Helen Solmes’ photography is an integral part of her life journey. For decades it was both a hobby and a work-related tool. Since retiring to Meaford 10 years ago, she has been freer to play, experiment, and push the creative process further than ever


Richard Ebbs

I like to create ephemeral art pieces from objects found in the landscape. I’m also a musician. 


Bryan James

I work mostly with found objects, exploring a range of subjects. My current focus is on making marks and building layers to create meaning through texture and form.


Craig Gallery

Craig Gallery is a family‑run contemporary art space in downtown Meaford, Ontario, featuring work in painting, sculpture, photography, pottery, and jewelry by over 40 established and local Ontario artists. Established in August 2019 by Bridget Light Craig and Jonathan Craig, the gallery hosts regular exhibitions, to serve both the local community and a broader audience.


Eric Busch

I’m a full‑time web developer and fine art photographer based in Owen Sound, Ontario, whose practice is deeply meditative and rooted in responding to the subtle shifts of nature through minimal compositions. Inspired by classical Chinese poetry and the philosophy of emptiness and absence, my work seeks to capture a quiet energy from the landscape.


Katherine Carson

My paintings come from my feelings which could be …. frustration re world events or joyful moments I express on canvas.
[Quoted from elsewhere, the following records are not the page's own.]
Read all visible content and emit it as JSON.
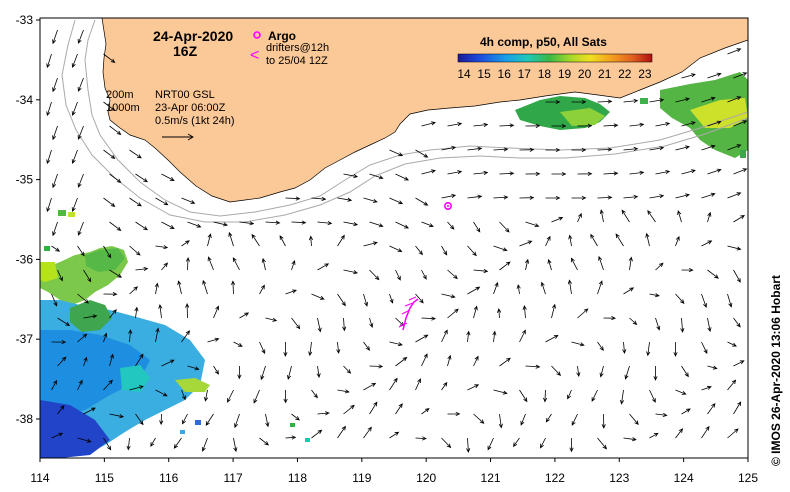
{
  "map": {
    "date_title": "24-Apr-2020",
    "time_title": "16Z",
    "legend_argo": "Argo",
    "legend_drifters_1": "drifters@12h",
    "legend_drifters_2": "to 25/04 12Z",
    "drifter_symbol": "<",
    "isobath_200": "200m",
    "isobath_1000": "1000m",
    "model_name": "NRT00 GSL",
    "model_time": "23-Apr 06:00Z",
    "scale_label": "0.5m/s (1kt 24h)",
    "sst_title": "4h comp, p50, All Sats",
    "sst_ticks": [
      "14",
      "15",
      "16",
      "17",
      "18",
      "19",
      "20",
      "21",
      "22",
      "23"
    ],
    "x_ticks": [
      "114",
      "115",
      "116",
      "117",
      "118",
      "119",
      "120",
      "121",
      "122",
      "123",
      "124",
      "125"
    ],
    "y_ticks": [
      "-33",
      "-34",
      "-35",
      "-36",
      "-37",
      "-38"
    ],
    "credit": "© IMOS 26-Apr-2020 13:06 Hobart"
  },
  "colors": {
    "land": "#fbc898",
    "argo": "#ff00ff",
    "isobath": "#aaaaaa"
  },
  "geo": {
    "lon_range": [
      114,
      125
    ],
    "lat_range": [
      -38.5,
      -33
    ]
  }
}
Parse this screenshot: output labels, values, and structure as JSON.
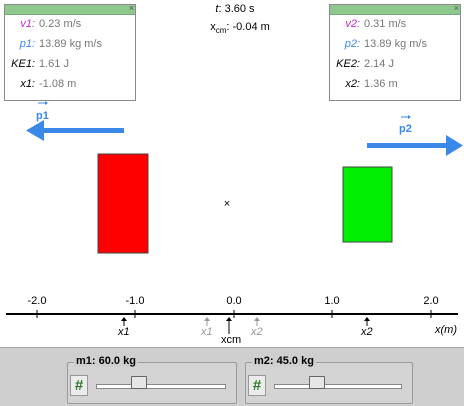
{
  "top": {
    "time_label": "t",
    "time_value": ": 3.60 s",
    "xcm_label": "x",
    "xcm_sub": "cm",
    "xcm_value": ": -0.04 m"
  },
  "panel1": {
    "close": "×",
    "v_label": "v1:",
    "v_value": "0.23 m/s",
    "p_label": "p1:",
    "p_value": "13.89 kg m/s",
    "ke_label": "KE1:",
    "ke_value": "1.61 J",
    "x_label": "x1:",
    "x_value": "-1.08 m"
  },
  "panel2": {
    "close": "×",
    "v_label": "v2:",
    "v_value": "0.31 m/s",
    "p_label": "p2:",
    "p_value": "13.89 kg m/s",
    "ke_label": "KE2:",
    "ke_value": "2.14 J",
    "x_label": "x2:",
    "x_value": "1.36 m"
  },
  "vectors": {
    "p1": "p1",
    "p2": "p2"
  },
  "colors": {
    "block1": "#ff0000",
    "block2": "#00ee00",
    "arrow": "#3a88e8",
    "panel_bar": "#8fc88f"
  },
  "axis": {
    "ticks": [
      "-2.0",
      "-1.0",
      "0.0",
      "1.0",
      "2.0"
    ],
    "unit": "x(m)",
    "markers": {
      "x1": "x1",
      "x1_initial": "x1",
      "xcm": "xcm",
      "x2_initial": "x2",
      "x2": "x2"
    },
    "cm_marker": "×"
  },
  "controls": {
    "m1_label": "m1: 60.0 kg",
    "m1_fraction": 0.33,
    "m2_label": "m2: 45.0 kg",
    "m2_fraction": 0.33,
    "hash_icon": "#"
  }
}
My art education includes studies at OCA, the New School of Art, Haliburton School of Art and Design, and Marea Studio in Puerto Vallarta.


Paula Rubin

I create visceral images that evoke compassion, often inventing faces that are not portraits but range from the deformed to the outlandish. Influenced by outsider art and naïve primitivism, I use paper cutouts, encaustic, collage, oil, ink, watercolor, and acrylic to strip away and create the masked faces.


Sue Adaskin

I fell in love with glass as a creative medium in high school and have been working with stained glass and fused glass ever since, developing my craft over decades of experimentation and collaboration. Surrounded by art and music from an early age, I now live in Owen Sound, where I continue to explore the expressive possibilities of glass.


From the Meaford Independent newspaper:

Art in the Wild: A Trail-Side Celebration of Creativity and Community

Posted: July 31, 2025

This summer, the Georgian Trail is getting a wild makeover. Art in the Wild, a pop-up art experience in Meaford, will be on for one night only on Thursday, August 21, from 4 – 8 p.m. Stretching between Bridge Street and Denmark Street, the trail will be transformed into an open-air art gallery, featuring 30+ local artists and two musicians, with installations and performances tucked into trees, along fences, and scattered across the landscape. Expect the unexpected: art that surprises, delights, and invites you to look twice.

“It’s part walk, part art show, part treasure hunt,” said organizers Viz Saraby and Nisa Cornforth. “You never know what you’ll find around the next bend.”

Visitors will receive an Art in the Wild ‘passport’ at the Gazebo (Kilometre Zero), the event’s starting point. The passport encourages guests to engage with artists along the trail: after chatting about their work, the artist will mark your passport. Visitors who collect the most signatures will be eligible for creative prizes donated by the artists themselves. It will be a playful way to spark conversation and connection, and a chance to walk away with a small piece of local art.

At the Gazebo, you’ll also find artist info pages, with short descriptions that explain what each artist creates. To learn more? You’ll have to go find them on the trail.

And while you wander, enjoy a refreshing mocktail, meet neighbours, and soak up the incredible talent Meaford has to offer.

  • Free admission
  • Start at the Gazebo (Kilometre Zero)
  • Thursday, August 21
  • Rain date: August 28

Don’t miss this unforgettable fusion of art, nature, and community spirit. Whether you’re a seasoned art lover or a curious explorer, Art in the Wild promises to be a magical evening off the beaten path.

Thank you to the Meaford Culture Foundation for their generous support!